Susana nació hace más de 50 años en la almadraba, pasó su niñez entre barcos de pesca y redes. Poco más de metro sesenta, morena y de pelo rizado, un pequeño lunar en la barbilla, grandes manos curtidas y con su eterna sonrisa es archiconocida en el lugar, forma parte de él como una pieza de museo. Su vestimenta es clásica, unos vaqueros gastados y una blusa turquesa que no complementan con sus sandalias de esparto. Unas enormes gafas de “culo de vaso” y un bastón de madera le ayudan a mantenerse erguida y mitigar los efectos que la polio le provocó años atrás.

Rodeada de idílicas playas y acantilados esculpidos se encuentra la casa de la playa, como la denomina Susana. Es una aldea marinera, de color blanco ocre, zócalo azul y tres imponentes ventanas de madera enmohecida debido a la humedad, que le confieren esa personalidad. Una pequeña puerta, también de color azul, conforman la totalidad de la fachada y dividen la vivienda en dos zonas asimétricas, unas losas encastradas en la pared la presentan como Casa Padua.

—Señor, paso a enseñarle la estancia—, comenta Susana.

Al entrar lo primero que me llamó la atención fue el penetrante olor a sal, que junto al sonido de las olas, vuelve a recordarme el lugar en el que me encuentro. La composición del lugar se establece de la siguiente forma: El pasillo tiene unos cinco metros y un sólo cuadro, donde posan sonrientes un hombre y una niña, subidos en un barco y adornado por una maravillosa puesta de sol. A la derecha una de las puertas nos lleva a una pequeña habitación, con una cama de forja y un pequeño armario, en la cama no hay colchón, al abrir la puerta del armario encuentro otro cuadro semejante al del pasillo. La poca luz natural y la escasa ventilación provoca la proliferación de moho en las juntas de las paredes.

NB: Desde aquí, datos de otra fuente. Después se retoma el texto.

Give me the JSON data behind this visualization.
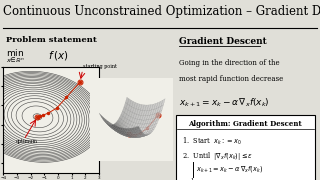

Al fondo del pasillo se encuentra el único cuarto de baño de la vivienda, un vater de mármol blanco y una pequeña bañera oxidada, es todo lo que se puede ver. Hay una pequeña ventana de madera que da a la parte trasera de la vivienda.

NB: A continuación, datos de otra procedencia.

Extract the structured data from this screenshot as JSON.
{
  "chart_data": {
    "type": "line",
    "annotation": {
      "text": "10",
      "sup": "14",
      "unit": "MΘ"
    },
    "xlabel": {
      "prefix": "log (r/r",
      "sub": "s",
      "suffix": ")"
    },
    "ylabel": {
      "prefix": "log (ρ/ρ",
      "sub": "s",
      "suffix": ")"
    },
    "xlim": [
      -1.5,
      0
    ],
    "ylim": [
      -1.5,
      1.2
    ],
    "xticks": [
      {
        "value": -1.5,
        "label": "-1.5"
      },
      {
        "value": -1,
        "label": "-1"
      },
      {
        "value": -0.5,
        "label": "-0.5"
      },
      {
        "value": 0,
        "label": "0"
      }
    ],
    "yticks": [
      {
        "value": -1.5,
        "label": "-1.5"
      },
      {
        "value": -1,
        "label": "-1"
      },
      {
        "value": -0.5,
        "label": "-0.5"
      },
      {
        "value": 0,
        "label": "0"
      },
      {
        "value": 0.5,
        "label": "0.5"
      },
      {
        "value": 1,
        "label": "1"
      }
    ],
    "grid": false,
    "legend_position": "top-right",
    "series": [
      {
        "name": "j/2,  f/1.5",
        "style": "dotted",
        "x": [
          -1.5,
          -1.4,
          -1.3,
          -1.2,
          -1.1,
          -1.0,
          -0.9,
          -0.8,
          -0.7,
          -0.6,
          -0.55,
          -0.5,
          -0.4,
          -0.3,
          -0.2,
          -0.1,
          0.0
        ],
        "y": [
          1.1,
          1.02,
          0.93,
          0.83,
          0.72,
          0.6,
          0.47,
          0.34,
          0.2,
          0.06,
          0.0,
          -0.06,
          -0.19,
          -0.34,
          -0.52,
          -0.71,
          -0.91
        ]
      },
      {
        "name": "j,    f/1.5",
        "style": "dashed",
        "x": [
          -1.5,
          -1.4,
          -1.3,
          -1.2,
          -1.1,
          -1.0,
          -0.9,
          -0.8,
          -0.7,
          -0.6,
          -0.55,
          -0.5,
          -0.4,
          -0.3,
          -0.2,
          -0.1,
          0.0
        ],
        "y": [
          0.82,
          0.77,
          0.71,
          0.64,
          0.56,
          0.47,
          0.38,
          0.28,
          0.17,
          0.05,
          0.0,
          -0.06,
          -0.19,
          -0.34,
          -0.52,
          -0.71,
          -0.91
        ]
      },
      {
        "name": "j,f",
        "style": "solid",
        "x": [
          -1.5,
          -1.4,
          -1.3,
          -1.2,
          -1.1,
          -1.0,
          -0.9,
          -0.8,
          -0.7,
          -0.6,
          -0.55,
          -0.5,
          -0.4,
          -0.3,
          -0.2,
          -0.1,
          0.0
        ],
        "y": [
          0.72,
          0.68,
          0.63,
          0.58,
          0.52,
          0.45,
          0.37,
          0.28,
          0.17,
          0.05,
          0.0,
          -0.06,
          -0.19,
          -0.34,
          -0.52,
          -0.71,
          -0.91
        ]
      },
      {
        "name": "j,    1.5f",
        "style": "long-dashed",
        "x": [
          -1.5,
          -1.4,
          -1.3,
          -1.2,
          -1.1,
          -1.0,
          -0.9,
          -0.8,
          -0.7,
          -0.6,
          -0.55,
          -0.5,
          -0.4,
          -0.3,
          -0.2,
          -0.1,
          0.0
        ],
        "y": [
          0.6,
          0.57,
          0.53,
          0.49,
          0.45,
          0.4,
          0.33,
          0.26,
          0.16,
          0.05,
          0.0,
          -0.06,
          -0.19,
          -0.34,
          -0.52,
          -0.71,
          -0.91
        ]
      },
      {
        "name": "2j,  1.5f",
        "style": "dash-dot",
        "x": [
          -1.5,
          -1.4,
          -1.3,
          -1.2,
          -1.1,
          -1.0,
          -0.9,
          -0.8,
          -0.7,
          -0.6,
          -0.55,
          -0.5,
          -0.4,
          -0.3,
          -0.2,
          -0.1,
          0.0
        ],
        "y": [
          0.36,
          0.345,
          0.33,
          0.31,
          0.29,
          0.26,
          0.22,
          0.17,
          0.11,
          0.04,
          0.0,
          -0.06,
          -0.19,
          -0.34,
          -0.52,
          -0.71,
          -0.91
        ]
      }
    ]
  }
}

A la izquierda, un pequeño salón-comedor con un sofá cama, al fondo un pasa platos que limita la cocina, con pocos muebles y sin electrodomésticos, sólo una mesa de madera con dos sillas perfectamente alienadas, sendas ventanas exteriores y una puerta que nos da paso a un patio interior. El patio está descuidado, pero tiene restos de lo que en épocas pasadas pudo ser zona de ocio y descanso. Me agacho y cojo un puñado de tierra árida que se me desintegra en las manos, sueño despierto como sería ese lugar.

En el centro del patio hay una fuente de piedra y granito, es la única parte de la casa que ha sobrevivido intacta el paso de los años. Se trata de una columna de piedra, con dos círculos concéntricos y a distinto nivel, la parte de arriba termina en lo que parece ser una flor de loto. Sobre ella, infinidad de hojas secas que suenan incansablemente cuando las azota el viento, que en esta zona es muy habitual.

—Si lo que busca es tranquilidad y una casa cerca del mar, está en el lugar apropiado—, comenta Susana con lágrimas en los ojos.